Commentary: 2011 — A Year Like No Other … by Don Kirkland

Don Kirkland

South Carolina Baptists — as individuals, as a conclave of autonomous congregations, as a denomination whose foundational purpose is missions — will answer one way or another the most vital question asked of any of us at any time: Where will faithfulness to God take us?

Kirkland

In mid-January, the South Carolina Great Commission Resurgence Task Force — appointed by former convention president Fred Stone and modified to include the presidents of the institutions by a mandate of messengers to the annual meeting — will probably hold its first session.

The purpose of the panel’s work, which likely will take most of the year to finish, is best explained by Stone himself: It is to “develop a plan for how the South Carolina Baptist Convention will respond to the Great Commission Resurgence of the Southern Baptist Convention.”

If that sounds simple enough, it is not.

The SBC’s strategy calls for sending more offering plate funds to international missions and to major metropolitan areas and Western states. To help pay for this, the GCR task force of the SBC urges state conventions to up the percentage of Cooperative Program money forwarded to the SBC.

At the November state convention meeting, messengers approved a budget 8 percent less than the current figure, but did increase the percentage of CP funds going to the SBC slightly — from 40.44 percent to 41 percent. This action reflected previous planning by the convention and pre-dates the GCR initiative.

The 2011 budget is more indicative of a weaker economy than of a heightened interest in the GCR.

Ralph Carter, pastor of Brushy Creek Baptist Church in Taylors and chairman of the South Carolina task force, was quick to deny any “lack of love or zeal” for the time-honored Cooperative Program, which has been in decline for the last two years. Rather, he pointed out, “I just think we’re living in difficult economic times.”

His optimism remains high given the circumstances. “I believe South Carolina Baptists have a mission for reaching the world, and we have a good opportunity to try to accomplish that mission by bringing the GCR task force together and coming up with a plan that South Carolina Baptists can live with.”

The whole matter would be greatly simplified if the South Carolina Baptist Convention did not include its institutions — three universities, a children’s home, two retirement facilities, a newspaper and a foundation.

All rely on Cooperative Program funds for their ministries, and therein lies the rub. If Cooperative Program giving does not increase, how will the money be divided, and if the cause of SBC interests or South Carolina ministries suffer as a consequence, which will it be? Or, will the pie simply be cut into smaller pieces so that everybody gets some, but nobody enough?

In his blog, “Just the Right Words,” convention president Sonny Holmes wrote that much of the talk around the convention now is resulting in more heat than light and threatens to “frighten us into doing nothing or to construct a wall of defense around the work highest on our priority list.”

His point: The task force has not yet met, nothing has yet been reduced, no money re-allocated, no entity defunded.

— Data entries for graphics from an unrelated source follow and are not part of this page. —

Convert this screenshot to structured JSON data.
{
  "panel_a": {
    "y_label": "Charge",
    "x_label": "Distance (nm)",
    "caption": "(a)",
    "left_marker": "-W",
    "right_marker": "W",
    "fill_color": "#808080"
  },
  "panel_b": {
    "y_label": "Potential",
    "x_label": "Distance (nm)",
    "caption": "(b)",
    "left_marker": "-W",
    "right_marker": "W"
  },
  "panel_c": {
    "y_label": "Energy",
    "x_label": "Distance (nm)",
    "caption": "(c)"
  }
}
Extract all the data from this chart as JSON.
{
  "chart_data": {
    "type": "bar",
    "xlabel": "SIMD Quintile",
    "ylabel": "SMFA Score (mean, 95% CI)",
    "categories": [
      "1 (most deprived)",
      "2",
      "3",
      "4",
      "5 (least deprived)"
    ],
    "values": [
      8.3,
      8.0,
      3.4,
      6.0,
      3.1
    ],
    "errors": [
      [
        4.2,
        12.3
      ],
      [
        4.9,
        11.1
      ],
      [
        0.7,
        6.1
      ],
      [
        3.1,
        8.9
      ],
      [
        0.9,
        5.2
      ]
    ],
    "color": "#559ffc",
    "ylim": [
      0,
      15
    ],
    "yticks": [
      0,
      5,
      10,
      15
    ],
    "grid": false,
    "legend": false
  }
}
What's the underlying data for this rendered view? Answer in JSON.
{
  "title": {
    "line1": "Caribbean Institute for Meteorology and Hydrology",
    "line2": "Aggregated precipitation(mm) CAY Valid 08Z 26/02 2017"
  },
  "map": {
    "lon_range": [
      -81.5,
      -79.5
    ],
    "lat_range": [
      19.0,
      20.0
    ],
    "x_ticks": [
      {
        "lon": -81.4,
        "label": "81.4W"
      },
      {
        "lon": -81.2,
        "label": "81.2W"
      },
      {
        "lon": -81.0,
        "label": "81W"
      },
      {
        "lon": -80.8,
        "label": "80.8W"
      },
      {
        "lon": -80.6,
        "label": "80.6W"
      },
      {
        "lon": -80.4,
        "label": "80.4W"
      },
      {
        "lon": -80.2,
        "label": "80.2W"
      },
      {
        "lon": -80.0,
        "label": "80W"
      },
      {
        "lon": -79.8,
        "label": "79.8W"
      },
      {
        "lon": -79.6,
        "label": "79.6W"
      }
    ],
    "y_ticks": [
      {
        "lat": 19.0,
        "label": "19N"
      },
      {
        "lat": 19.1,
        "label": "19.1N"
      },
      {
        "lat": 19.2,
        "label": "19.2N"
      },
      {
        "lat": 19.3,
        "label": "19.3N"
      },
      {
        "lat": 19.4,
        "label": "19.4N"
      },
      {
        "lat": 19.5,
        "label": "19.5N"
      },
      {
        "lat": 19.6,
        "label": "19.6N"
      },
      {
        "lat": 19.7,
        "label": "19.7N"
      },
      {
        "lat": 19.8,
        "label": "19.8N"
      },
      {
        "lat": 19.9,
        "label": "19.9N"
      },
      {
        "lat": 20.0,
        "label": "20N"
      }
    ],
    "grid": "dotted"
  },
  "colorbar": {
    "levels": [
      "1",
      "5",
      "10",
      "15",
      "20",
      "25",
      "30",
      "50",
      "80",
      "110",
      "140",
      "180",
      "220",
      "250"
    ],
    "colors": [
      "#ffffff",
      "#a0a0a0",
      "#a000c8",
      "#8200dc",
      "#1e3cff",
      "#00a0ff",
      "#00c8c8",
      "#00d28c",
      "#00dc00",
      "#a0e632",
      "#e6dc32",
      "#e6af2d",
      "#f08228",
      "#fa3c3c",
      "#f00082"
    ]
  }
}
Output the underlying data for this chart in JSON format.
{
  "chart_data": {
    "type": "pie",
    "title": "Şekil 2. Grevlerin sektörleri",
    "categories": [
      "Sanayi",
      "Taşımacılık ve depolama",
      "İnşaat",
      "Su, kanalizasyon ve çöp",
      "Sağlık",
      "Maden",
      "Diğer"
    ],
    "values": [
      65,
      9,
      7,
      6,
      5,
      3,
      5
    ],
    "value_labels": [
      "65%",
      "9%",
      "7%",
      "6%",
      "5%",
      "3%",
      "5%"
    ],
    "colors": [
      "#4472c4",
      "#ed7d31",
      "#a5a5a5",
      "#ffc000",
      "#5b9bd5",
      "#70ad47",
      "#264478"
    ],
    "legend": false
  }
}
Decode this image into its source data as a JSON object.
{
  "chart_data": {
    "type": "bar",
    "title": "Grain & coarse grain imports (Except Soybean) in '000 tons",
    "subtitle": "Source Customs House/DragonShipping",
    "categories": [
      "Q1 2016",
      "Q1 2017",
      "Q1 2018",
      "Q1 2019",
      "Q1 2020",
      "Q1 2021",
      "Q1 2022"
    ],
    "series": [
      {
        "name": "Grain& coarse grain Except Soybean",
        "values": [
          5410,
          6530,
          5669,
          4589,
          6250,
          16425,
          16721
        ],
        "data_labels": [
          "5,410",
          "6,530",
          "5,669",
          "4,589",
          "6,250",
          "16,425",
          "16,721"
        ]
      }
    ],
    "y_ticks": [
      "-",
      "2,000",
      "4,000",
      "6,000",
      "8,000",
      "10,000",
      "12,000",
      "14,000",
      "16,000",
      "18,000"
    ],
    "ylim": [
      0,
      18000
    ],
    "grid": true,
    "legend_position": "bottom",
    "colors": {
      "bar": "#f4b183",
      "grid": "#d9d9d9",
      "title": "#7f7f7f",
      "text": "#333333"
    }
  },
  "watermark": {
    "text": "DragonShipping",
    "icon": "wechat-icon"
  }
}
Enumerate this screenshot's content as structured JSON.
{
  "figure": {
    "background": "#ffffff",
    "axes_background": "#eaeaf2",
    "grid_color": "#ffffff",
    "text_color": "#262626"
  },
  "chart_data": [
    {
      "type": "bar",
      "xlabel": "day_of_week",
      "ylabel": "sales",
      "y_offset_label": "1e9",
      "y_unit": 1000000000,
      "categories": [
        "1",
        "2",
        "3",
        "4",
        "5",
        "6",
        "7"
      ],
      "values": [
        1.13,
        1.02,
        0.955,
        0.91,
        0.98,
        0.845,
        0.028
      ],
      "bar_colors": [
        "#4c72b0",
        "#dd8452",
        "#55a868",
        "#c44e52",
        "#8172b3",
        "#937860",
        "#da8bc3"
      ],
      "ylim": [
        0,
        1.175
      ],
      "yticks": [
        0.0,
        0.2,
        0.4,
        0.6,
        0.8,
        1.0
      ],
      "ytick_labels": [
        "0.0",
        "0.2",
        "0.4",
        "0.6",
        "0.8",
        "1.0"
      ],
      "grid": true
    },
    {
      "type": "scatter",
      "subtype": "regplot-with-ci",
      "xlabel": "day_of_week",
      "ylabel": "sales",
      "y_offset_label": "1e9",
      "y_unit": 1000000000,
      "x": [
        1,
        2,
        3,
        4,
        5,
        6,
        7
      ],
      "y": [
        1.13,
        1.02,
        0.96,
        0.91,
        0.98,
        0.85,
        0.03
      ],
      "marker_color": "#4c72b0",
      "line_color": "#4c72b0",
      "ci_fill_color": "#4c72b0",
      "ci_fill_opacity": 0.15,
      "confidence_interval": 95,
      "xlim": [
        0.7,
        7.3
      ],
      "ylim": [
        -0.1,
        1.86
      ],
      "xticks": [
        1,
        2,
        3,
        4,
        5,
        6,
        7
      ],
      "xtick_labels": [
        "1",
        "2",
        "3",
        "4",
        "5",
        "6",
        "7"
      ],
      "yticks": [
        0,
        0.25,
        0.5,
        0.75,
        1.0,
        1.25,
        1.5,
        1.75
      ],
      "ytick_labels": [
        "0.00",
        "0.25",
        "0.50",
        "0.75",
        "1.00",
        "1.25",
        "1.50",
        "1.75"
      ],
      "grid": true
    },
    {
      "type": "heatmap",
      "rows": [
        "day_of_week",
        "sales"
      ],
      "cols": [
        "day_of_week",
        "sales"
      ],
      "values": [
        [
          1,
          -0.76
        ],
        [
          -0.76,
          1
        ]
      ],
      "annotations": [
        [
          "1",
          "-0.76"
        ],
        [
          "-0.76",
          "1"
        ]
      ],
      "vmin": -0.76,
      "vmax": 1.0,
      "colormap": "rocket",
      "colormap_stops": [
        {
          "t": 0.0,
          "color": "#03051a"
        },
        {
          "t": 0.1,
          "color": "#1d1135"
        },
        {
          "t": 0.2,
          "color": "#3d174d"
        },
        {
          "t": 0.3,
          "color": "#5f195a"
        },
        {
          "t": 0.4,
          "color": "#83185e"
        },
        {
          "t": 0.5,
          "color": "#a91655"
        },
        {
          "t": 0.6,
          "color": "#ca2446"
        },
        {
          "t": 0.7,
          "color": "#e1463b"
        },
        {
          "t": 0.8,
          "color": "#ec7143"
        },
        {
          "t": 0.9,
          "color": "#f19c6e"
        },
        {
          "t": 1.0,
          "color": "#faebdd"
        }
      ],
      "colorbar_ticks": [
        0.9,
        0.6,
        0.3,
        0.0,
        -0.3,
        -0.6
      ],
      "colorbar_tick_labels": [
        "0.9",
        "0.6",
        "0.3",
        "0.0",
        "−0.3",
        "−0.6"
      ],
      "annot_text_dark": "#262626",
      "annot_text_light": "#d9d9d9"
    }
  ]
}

So he appealed to South Carolina Baptists: “Can we give it a rest? I am asking everyone to turn down the volume a notch or two. Let’s permit [the GCR task force] to meet and deliberate before we jeopardize their work by our unhealthy talk.”

The issues before the convention have no easy solution. To suggest otherwise would be foolish.

As South Carolina Baptists faithful to our Lord, and ultimately with loyalty to no one else, we must, and will, examine the denominational structure to determine whether changes need to be made to enhance effectiveness for kingdom work. What should the South Carolina Baptist Convention look like, from top to bottom, in the future?

Will we, in effect, do no more than tip our hats to world missions and evangelism while undergirding ministries, worthwhile in themselves, that revolve more around ourselves?

Will we allow ourselves to become stressed and distracted over matters that are secondary at best and perhaps non-essential?

Will we be so connected with God (or reconnected, if need be) that our priorities will line up with His?

For most of my life, I have suffered from nearsightedness. My corrected vision, though, continues to be 20-20. Far worse for followers of Jesus is spiritual nearsightedness. Often we see clearly what is up close, but fail to see as clearly, if at all, what lies in the distance. Jesus calls us as individuals, as churches and as a denomination to see with His eyes, with spiritual insight, with an eternal perspective. It may be that “corrected vision” is called for within our denomination, within our churches, within individual hearts.

And this, above all else: No matter what changes are made in the denominational structure, if each of us, as a disciple of Christ, does not take seriously the Gospels and their claims upon our lives and promises for all who believe — including individual responsibility in the spread of the gospel each day — there will be no Great Commission Resurgence.

For South Carolina Baptists, this promises to be a year like no other. For the sake of kingdom work, it must be a year like no other. Where will the new year take the faithful? Who can say, except that it will be forward — if we are willing to go. What a journey! What a God!